After 7 d of incubation with regular headspace, the L∗ and a∗ values differed significantly (P < 0.008) only in N2 compared to the results of the samples packed in presence of the other atmospheres. These N2 samples were darker and more reddish. Excepting the gas combinations being significantly different since day 0 in b∗ value, only samples packed in O2 compared to samples packed in CO2 developed a significant difference (P < 0.001) during incubation, and samples packed in O2 and with regular headspace were more yellowish. Comparing the L∗ values of the samples packed with increased headspace, a significant difference (P < 0.001) was detected only between CO2 samples and N2 samples, with samples packed in CO2 being brighter. Significant differences in the b∗ value developed in samples packed in air compared to samples packed in O2. Samples packed in O2 became more reddish. Also, samples packed in CO2 differed from samples packed in N2, with CO2 samples becoming more greenish. With increased headspace, except for the samples packed in O2 compared to samples packed in CO2, all comparisons of the influence of the atmosphere on the b∗ value showed significant differences. With regular headspace, the b∗ values only of air-packed and O2-packed meat did not differ significantly. Comparisons of the effect of the headspace would not be purposeful because of significant differences of L∗, a∗, and b∗ since the first measurements at day 0 (Table 3). Chouliara et al. (2007) have also found nearly constant L∗, a∗, and b∗ values on chicken meat over an incubation period of 12 d.

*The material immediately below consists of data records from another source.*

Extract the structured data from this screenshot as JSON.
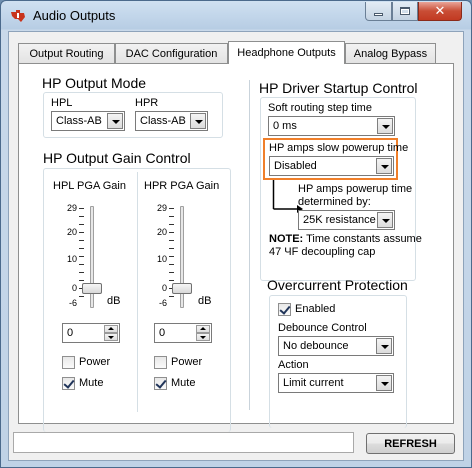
{
  "window": {
    "title": "Audio Outputs"
  },
  "tabs": [
    {
      "label": "Output Routing"
    },
    {
      "label": "DAC Configuration"
    },
    {
      "label": "Headphone Outputs"
    },
    {
      "label": "Analog Bypass"
    }
  ],
  "active_tab": "Headphone Outputs",
  "hp_output_mode": {
    "title": "HP Output Mode",
    "hpl": {
      "label": "HPL",
      "value": "Class-AB"
    },
    "hpr": {
      "label": "HPR",
      "value": "Class-AB"
    }
  },
  "hp_gain": {
    "title": "HP Output Gain Control",
    "hpl": {
      "label": "HPL PGA Gain",
      "value": "0",
      "slider_value": 0,
      "power_label": "Power",
      "power_checked": false,
      "mute_label": "Mute",
      "mute_checked": true
    },
    "hpr": {
      "label": "HPR PGA Gain",
      "value": "0",
      "slider_value": 0,
      "power_label": "Power",
      "power_checked": false,
      "mute_label": "Mute",
      "mute_checked": true
    },
    "ticks": [
      "29",
      "20",
      "10",
      "0",
      "-6"
    ],
    "unit": "dB"
  },
  "hp_driver": {
    "title": "HP Driver Startup Control",
    "soft_step_label": "Soft routing step time",
    "soft_step_value": "0 ms",
    "slow_powerup_label": "HP amps slow powerup time",
    "slow_powerup_value": "Disabled",
    "powerup_determined_label_1": "HP amps powerup time",
    "powerup_determined_label_2": "determined by:",
    "powerup_determined_value": "25K resistance",
    "note_bold": "NOTE:",
    "note_text_1": " Time constants assume",
    "note_text_2": "47 ЧF decoupling cap",
    "highlight_color": "#f07f2a"
  },
  "overcurrent": {
    "title": "Overcurrent Protection",
    "enabled_label": "Enabled",
    "enabled_checked": true,
    "debounce_label": "Debounce Control",
    "debounce_value": "No debounce",
    "action_label": "Action",
    "action_value": "Limit current"
  },
  "footer": {
    "status_text": "",
    "refresh_label": "REFRESH"
  }
}
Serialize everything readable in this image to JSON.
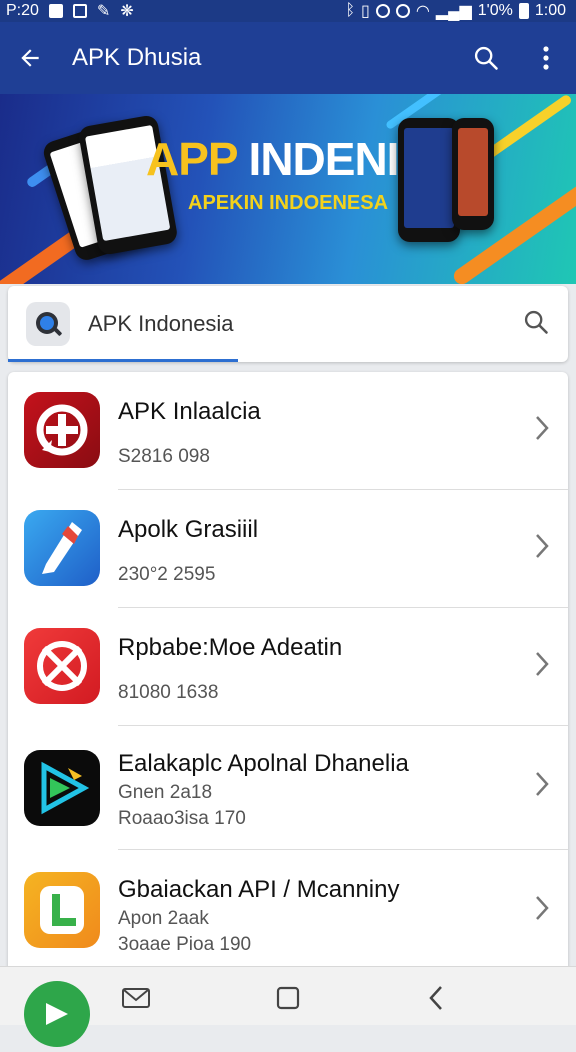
{
  "status_bar": {
    "time_left": "P:20",
    "battery": "1'0%",
    "time_right": "1:00"
  },
  "app_bar": {
    "title": "APK Dhusia",
    "back_icon": "back-arrow-icon",
    "search_icon": "search-icon",
    "menu_icon": "more-vert-icon"
  },
  "banner": {
    "title_part1": "APP",
    "title_part2": "INDENISIA",
    "subtitle": "APEKIN INDOENESA",
    "slides": 4,
    "active_slide": 1
  },
  "search": {
    "value": "APK Indonesia",
    "logo_icon": "app-logo-icon",
    "icon": "search-icon",
    "progress": 0.41
  },
  "apps": [
    {
      "name": "APK Inlaalcia",
      "meta1": "S2816  098",
      "meta2": "",
      "icon": "red-plus-icon",
      "colors": [
        "#c4121c",
        "#8a0c12"
      ]
    },
    {
      "name": "Apolk Grasiiil",
      "meta1": "230°2 2595",
      "meta2": "",
      "icon": "blue-knife-icon",
      "colors": [
        "#3aa9f0",
        "#1f5fc8"
      ]
    },
    {
      "name": "Rpbabe:Moe Adeatin",
      "meta1": "81080 1638",
      "meta2": "",
      "icon": "red-cross-icon",
      "colors": [
        "#f03a3a",
        "#d21b22"
      ]
    },
    {
      "name": "Ealakaplc Apolnal Dhanelia",
      "meta1": "Gnen 2a18",
      "meta2": "Roaao3isa 170",
      "icon": "play-icon",
      "colors": [
        "#111111",
        "#000000"
      ]
    },
    {
      "name": "Gbaiackan API / Mcanniny",
      "meta1": "Apon 2aak",
      "meta2": "3oaae Pioa 190",
      "icon": "green-l-icon",
      "colors": [
        "#f5b422",
        "#f08a1c"
      ]
    }
  ],
  "navbar": {
    "fab_icon": "green-fab-icon",
    "buttons": [
      "mail-icon",
      "home-icon",
      "back-icon"
    ]
  },
  "colors": {
    "primary": "#1f3f95",
    "accent": "#2d6fd1"
  }
}
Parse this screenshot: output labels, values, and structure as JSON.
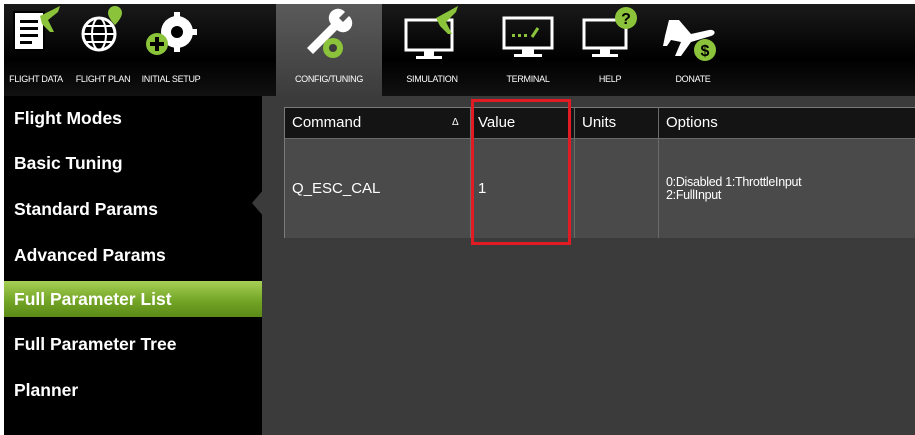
{
  "toolbar": {
    "buttons": [
      {
        "label": "FLIGHT DATA"
      },
      {
        "label": "FLIGHT PLAN"
      },
      {
        "label": "INITIAL SETUP"
      },
      {
        "label": "CONFIG/TUNING"
      },
      {
        "label": "SIMULATION"
      },
      {
        "label": "TERMINAL"
      },
      {
        "label": "HELP"
      },
      {
        "label": "DONATE"
      }
    ]
  },
  "sidebar": {
    "items": [
      {
        "label": "Flight Modes"
      },
      {
        "label": "Basic Tuning"
      },
      {
        "label": "Standard Params"
      },
      {
        "label": "Advanced Params"
      },
      {
        "label": "Full Parameter List"
      },
      {
        "label": "Full Parameter Tree"
      },
      {
        "label": "Planner"
      }
    ],
    "active_index": 4
  },
  "table": {
    "headers": {
      "command": "Command",
      "value": "Value",
      "units": "Units",
      "options": "Options"
    },
    "sort_indicator": "Δ",
    "rows": [
      {
        "command": "Q_ESC_CAL",
        "value": "1",
        "units": "",
        "options_line1": "0:Disabled 1:ThrottleInput",
        "options_line2": "2:FullInput"
      }
    ]
  },
  "colors": {
    "accent_green": "#73a526",
    "highlight_red": "#e01b24"
  }
}
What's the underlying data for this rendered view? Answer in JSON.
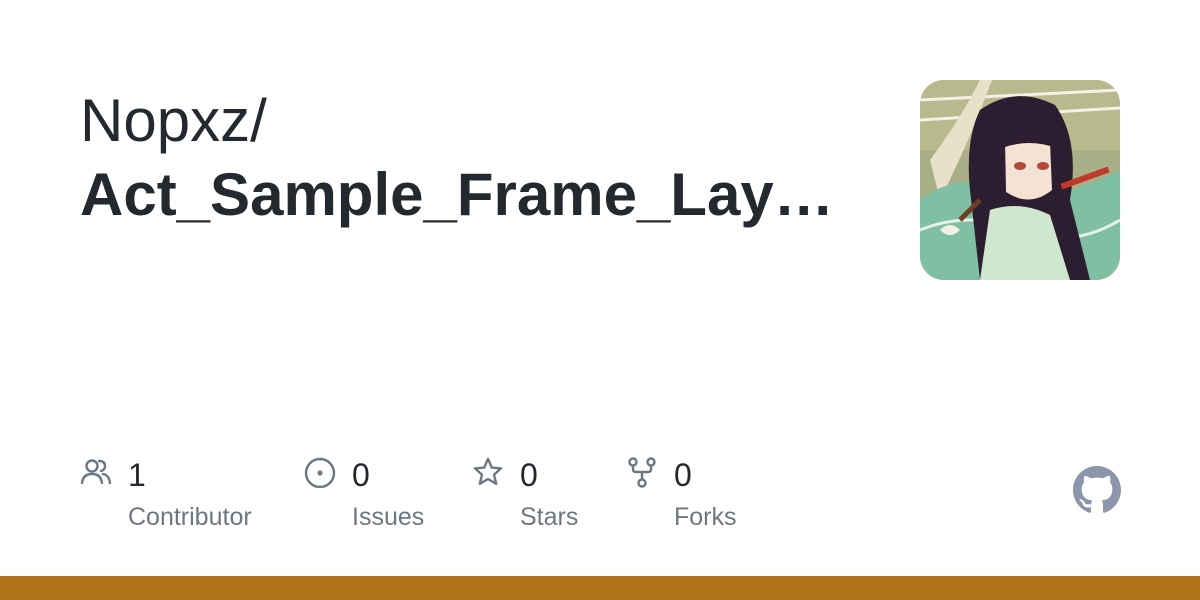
{
  "repo": {
    "owner": "Nopxz/",
    "name": "Act_Sample_Frame_Layo…"
  },
  "stats": [
    {
      "icon": "contributors-icon",
      "count": "1",
      "label": "Contributor"
    },
    {
      "icon": "issues-icon",
      "count": "0",
      "label": "Issues"
    },
    {
      "icon": "star-icon",
      "count": "0",
      "label": "Stars"
    },
    {
      "icon": "fork-icon",
      "count": "0",
      "label": "Forks"
    }
  ],
  "brand": {
    "logo": "github-logo-icon",
    "logo_color": "#8b96ac"
  },
  "colors": {
    "text_primary": "#24292f",
    "text_secondary": "#6e7781",
    "icon": "#6e7781",
    "language_bar": "#b07219"
  }
}
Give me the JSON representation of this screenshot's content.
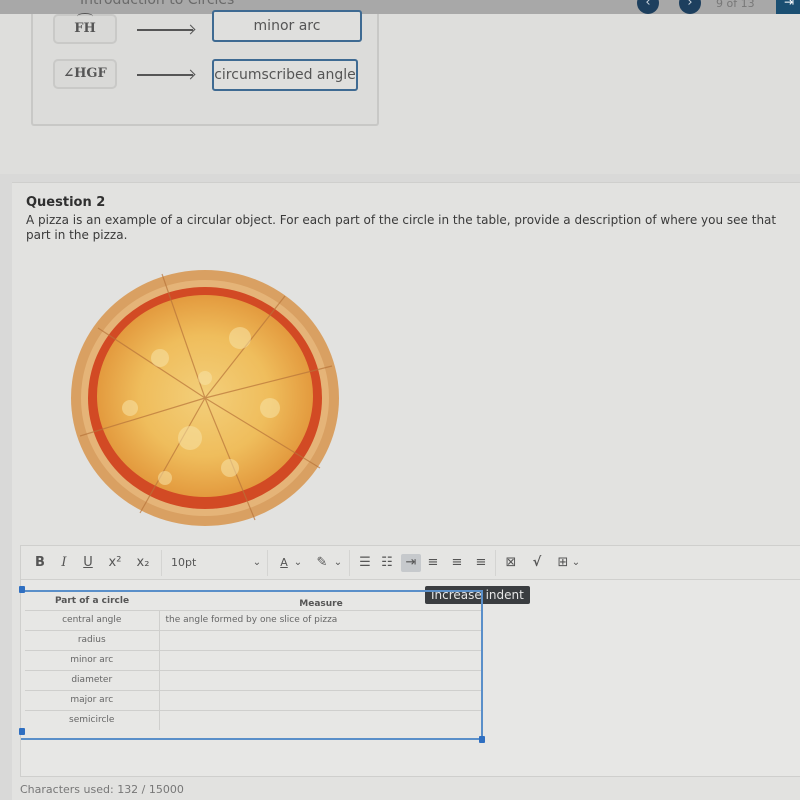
{
  "header": {
    "title": "Introduction to Circles",
    "prev_icon": "chevron-left-icon",
    "next_icon": "chevron-right-icon",
    "page_indicator": "9 of 13",
    "exit_icon": "exit-icon"
  },
  "question1": {
    "matches": [
      {
        "term": "FH",
        "term_decoration": "arc",
        "answer": "minor arc"
      },
      {
        "term": "∠HGF",
        "term_decoration": "none",
        "answer": "circumscribed angle"
      }
    ]
  },
  "question2": {
    "title": "Question 2",
    "prompt": "A pizza is an example of a circular object. For each part of the circle in the table, provide a description of where you see that part in the pizza.",
    "image_alt": "pizza"
  },
  "editor": {
    "toolbar": {
      "bold": "B",
      "italic": "I",
      "underline": "U",
      "superscript": "x²",
      "subscript": "x₂",
      "font_size": "10pt",
      "font_color_label": "A",
      "tooltip": "Increase indent"
    },
    "table": {
      "headers": [
        "Part of a circle",
        "Measure"
      ],
      "rows": [
        {
          "part": "central angle",
          "measure": "the angle formed by one slice of pizza"
        },
        {
          "part": "radius",
          "measure": ""
        },
        {
          "part": "minor arc",
          "measure": ""
        },
        {
          "part": "diameter",
          "measure": ""
        },
        {
          "part": "major arc",
          "measure": ""
        },
        {
          "part": "semicircle",
          "measure": ""
        }
      ]
    },
    "characters_used": "Characters used: 132 / 15000"
  },
  "colors": {
    "nav_button": "#1d3f5e",
    "answer_border": "#3e6a92",
    "selection": "#5a8fc9",
    "tooltip_bg": "#3a3d40"
  }
}
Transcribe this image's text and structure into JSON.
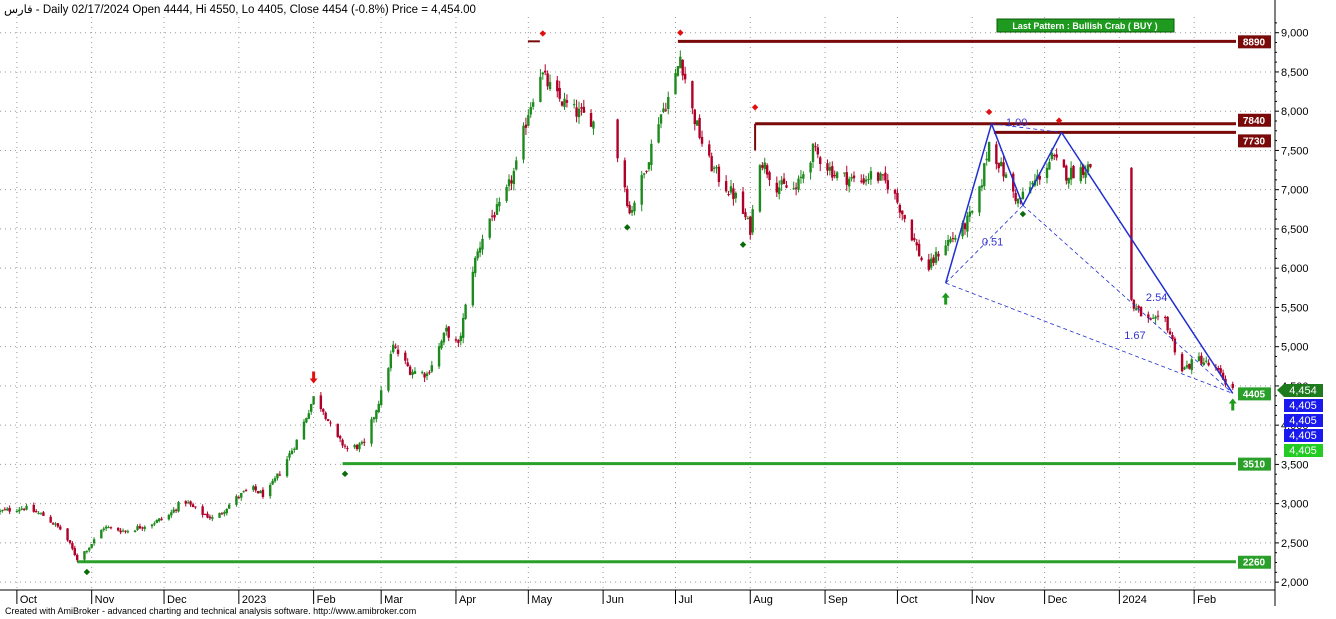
{
  "header": {
    "text": "فارس - Daily 02/17/2024 Open 4444, Hi 4550, Lo 4405, Close 4454 (-0.8%) Price = 4,454.00"
  },
  "footer": {
    "text": "Created with AmiBroker - advanced charting and technical analysis software. http://www.amibroker.com"
  },
  "chart_data": {
    "type": "candlestick",
    "symbol": "فارس",
    "timeframe": "Daily",
    "last_bar": {
      "date": "02/17/2024",
      "open": 4444,
      "high": 4550,
      "low": 4405,
      "close": 4454,
      "change_pct": -0.8
    },
    "x_range": [
      "2022-09-24",
      "2024-02-20"
    ],
    "ylim": [
      1900,
      9200
    ],
    "y_ticks": [
      2000,
      2500,
      3000,
      3500,
      4000,
      4500,
      5000,
      5500,
      6000,
      6500,
      7000,
      7500,
      8000,
      8500,
      9000
    ],
    "y_tick_labels": [
      "2,000",
      "2,500",
      "3,000",
      "3,500",
      "4,000",
      "4,500",
      "5,000",
      "5,500",
      "6,000",
      "6,500",
      "7,000",
      "7,500",
      "8,000",
      "8,500",
      "9,000"
    ],
    "x_ticks": [
      {
        "label": "Oct",
        "date": "2022-10-01"
      },
      {
        "label": "Nov",
        "date": "2022-11-01"
      },
      {
        "label": "Dec",
        "date": "2022-12-01"
      },
      {
        "label": "2023",
        "date": "2023-01-01"
      },
      {
        "label": "Feb",
        "date": "2023-02-01"
      },
      {
        "label": "Mar",
        "date": "2023-03-01"
      },
      {
        "label": "Apr",
        "date": "2023-04-01"
      },
      {
        "label": "May",
        "date": "2023-05-01"
      },
      {
        "label": "Jun",
        "date": "2023-06-01"
      },
      {
        "label": "Jul",
        "date": "2023-07-01"
      },
      {
        "label": "Aug",
        "date": "2023-08-01"
      },
      {
        "label": "Sep",
        "date": "2023-09-01"
      },
      {
        "label": "Oct",
        "date": "2023-10-01"
      },
      {
        "label": "Nov",
        "date": "2023-11-01"
      },
      {
        "label": "Dec",
        "date": "2023-12-01"
      },
      {
        "label": "2024",
        "date": "2024-01-01"
      },
      {
        "label": "Feb",
        "date": "2024-02-01"
      }
    ],
    "price_path": [
      [
        "2022-09-24",
        2900
      ],
      [
        "2022-10-04",
        2950
      ],
      [
        "2022-10-12",
        2850
      ],
      [
        "2022-10-20",
        2650
      ],
      [
        "2022-10-26",
        2300
      ],
      [
        "2022-10-31",
        2450
      ],
      [
        "2022-11-06",
        2700
      ],
      [
        "2022-11-15",
        2650
      ],
      [
        "2022-11-26",
        2750
      ],
      [
        "2022-12-03",
        2850
      ],
      [
        "2022-12-09",
        3050
      ],
      [
        "2022-12-15",
        2900
      ],
      [
        "2022-12-22",
        2800
      ],
      [
        "2022-12-30",
        3050
      ],
      [
        "2023-01-06",
        3200
      ],
      [
        "2023-01-12",
        3100
      ],
      [
        "2023-01-18",
        3400
      ],
      [
        "2023-01-25",
        3800
      ],
      [
        "2023-02-01",
        4350
      ],
      [
        "2023-02-05",
        4200
      ],
      [
        "2023-02-10",
        3850
      ],
      [
        "2023-02-15",
        3700
      ],
      [
        "2023-02-22",
        3750
      ],
      [
        "2023-03-01",
        4400
      ],
      [
        "2023-03-06",
        5000
      ],
      [
        "2023-03-13",
        4700
      ],
      [
        "2023-03-20",
        4650
      ],
      [
        "2023-03-28",
        5200
      ],
      [
        "2023-04-02",
        5000
      ],
      [
        "2023-04-08",
        6000
      ],
      [
        "2023-04-14",
        6600
      ],
      [
        "2023-04-20",
        6800
      ],
      [
        "2023-04-26",
        7300
      ],
      [
        "2023-05-01",
        8000
      ],
      [
        "2023-05-06",
        8500
      ],
      [
        "2023-05-12",
        8200
      ],
      [
        "2023-05-20",
        8000
      ],
      [
        "2023-05-27",
        7900
      ],
      [
        "2023-06-08",
        7400
      ],
      [
        "2023-06-12",
        6700
      ],
      [
        "2023-06-18",
        7200
      ],
      [
        "2023-06-24",
        7900
      ],
      [
        "2023-06-30",
        8300
      ],
      [
        "2023-07-03",
        8700
      ],
      [
        "2023-07-08",
        8000
      ],
      [
        "2023-07-14",
        7400
      ],
      [
        "2023-07-20",
        7100
      ],
      [
        "2023-07-26",
        6900
      ],
      [
        "2023-08-01",
        6500
      ],
      [
        "2023-08-05",
        7400
      ],
      [
        "2023-08-12",
        7050
      ],
      [
        "2023-08-20",
        7000
      ],
      [
        "2023-08-27",
        7500
      ],
      [
        "2023-09-05",
        7200
      ],
      [
        "2023-09-15",
        7100
      ],
      [
        "2023-09-21",
        7200
      ],
      [
        "2023-09-28",
        7050
      ],
      [
        "2023-10-06",
        6500
      ],
      [
        "2023-10-13",
        5950
      ],
      [
        "2023-10-20",
        6300
      ],
      [
        "2023-10-27",
        6450
      ],
      [
        "2023-11-03",
        6800
      ],
      [
        "2023-11-08",
        7600
      ],
      [
        "2023-11-15",
        7150
      ],
      [
        "2023-11-20",
        6850
      ],
      [
        "2023-11-27",
        7100
      ],
      [
        "2023-12-04",
        7400
      ],
      [
        "2023-12-10",
        7200
      ],
      [
        "2023-12-20",
        7300
      ],
      [
        "2024-01-07",
        5500
      ],
      [
        "2024-01-14",
        5300
      ],
      [
        "2024-01-20",
        5350
      ],
      [
        "2024-01-27",
        4700
      ],
      [
        "2024-02-03",
        4850
      ],
      [
        "2024-02-10",
        4700
      ],
      [
        "2024-02-17",
        4454
      ]
    ],
    "resistance_levels": [
      {
        "label": "8890",
        "value": 8890
      },
      {
        "label": "7840",
        "value": 7840
      },
      {
        "label": "7730",
        "value": 7730
      }
    ],
    "support_levels": [
      {
        "label": "3510",
        "value": 3510
      },
      {
        "label": "2260",
        "value": 2260
      }
    ],
    "pattern": {
      "label": "Last Pattern : Bullish Crab ( BUY )",
      "points": [
        {
          "name": "X",
          "date": "2023-10-21",
          "value": 5810
        },
        {
          "name": "A",
          "date": "2023-11-09",
          "value": 7840
        },
        {
          "name": "B",
          "date": "2023-11-22",
          "value": 6800
        },
        {
          "name": "C",
          "date": "2023-12-08",
          "value": 7730
        },
        {
          "name": "D",
          "date": "2024-02-17",
          "value": 4405
        }
      ],
      "ratios": [
        {
          "text": "0.51",
          "date": "2023-11-05",
          "value": 6340
        },
        {
          "text": "1.00",
          "date": "2023-11-15",
          "value": 7860
        },
        {
          "text": "2.54",
          "date": "2024-01-12",
          "value": 5630
        },
        {
          "text": "1.67",
          "date": "2024-01-03",
          "value": 5150
        }
      ]
    },
    "markers": {
      "green_diamonds": [
        {
          "date": "2022-10-30",
          "value": 2130
        },
        {
          "date": "2023-02-14",
          "value": 3380
        },
        {
          "date": "2023-06-11",
          "value": 6520
        },
        {
          "date": "2023-07-29",
          "value": 6300
        },
        {
          "date": "2023-11-22",
          "value": 6690
        }
      ],
      "red_diamonds": [
        {
          "date": "2023-05-07",
          "value": 8990
        },
        {
          "date": "2023-07-03",
          "value": 9000
        },
        {
          "date": "2023-08-03",
          "value": 8050
        },
        {
          "date": "2023-11-08",
          "value": 7990
        },
        {
          "date": "2023-12-07",
          "value": 7880
        }
      ],
      "green_arrows": [
        {
          "date": "2023-10-21",
          "value": 5600
        },
        {
          "date": "2024-02-17",
          "value": 4250
        }
      ],
      "red_arrows": [
        {
          "date": "2023-02-01",
          "value": 4620
        }
      ]
    },
    "price_labels": [
      {
        "text": "4,454",
        "color": "#1d7a1d"
      },
      {
        "text": "4,405",
        "color": "#1a1aee"
      },
      {
        "text": "4,405",
        "color": "#1a1aee"
      },
      {
        "text": "4,405",
        "color": "#1a1aee"
      },
      {
        "text": "4,405",
        "color": "#22cc22"
      }
    ],
    "colors": {
      "up": "#1e8a1e",
      "down": "#b0002a",
      "resistance": "#7a0a0a",
      "support": "#2aa02a",
      "pattern": "#1f2fd0",
      "grid": "#999999"
    },
    "grid": true
  }
}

Seydim et al. (2006) have reported effects on the L∗ value of ostrich meat in air and in an 80% O2 + 20% CO2 atmosphere similar to those of the respective atmospheres in the present study. They described an almost constant L∗ value over an incubation period of 6 d in the presence of both gases. Bingol and Ergun (2011) also described nearly constant values of L∗ of ostrich meat packed with 2 different headspace ratios after 7 d of incubation. But in both studies, the a∗ value decreased over the incubation time of 6 and 7 d, respectively. The b∗ value also decreased slightly in the presence of air and the 80% O2 + 20% CO2 atmosphere in both studies. Slight decreases in the L∗ and a∗ values and an increased b∗ value were reported by Lorenzo et al. (2014) on pork patties packed under a high-O2 atmosphere. Except for the slightly darker initial color, the a∗ and b∗ values were similar to the values measured in the present study. Even when some differences of the influence of the atmosphere on the color parameters L∗, a∗, and b∗ were significant, no unappetizing colors were detected in the present study. The meat was still pink in different nuances and did not become pale or dark.

Conclusion

The use of MAP has increased the shelf life of chicken meat. The atmosphere with the highest potential for reducing the development of the corresponding microorganisms is composed of 70% CO2 + 15% O2 + 15% N2. Samples packed with increased headspace have shown an increased shelf life depending on the composition of MA, but no significant decrease of the number of E. coli 10,714 has been observed. However, before using the most efficient MA in praxis, it is necessary to investigate the influence on the flavor and the odor of chicken meat during incubation.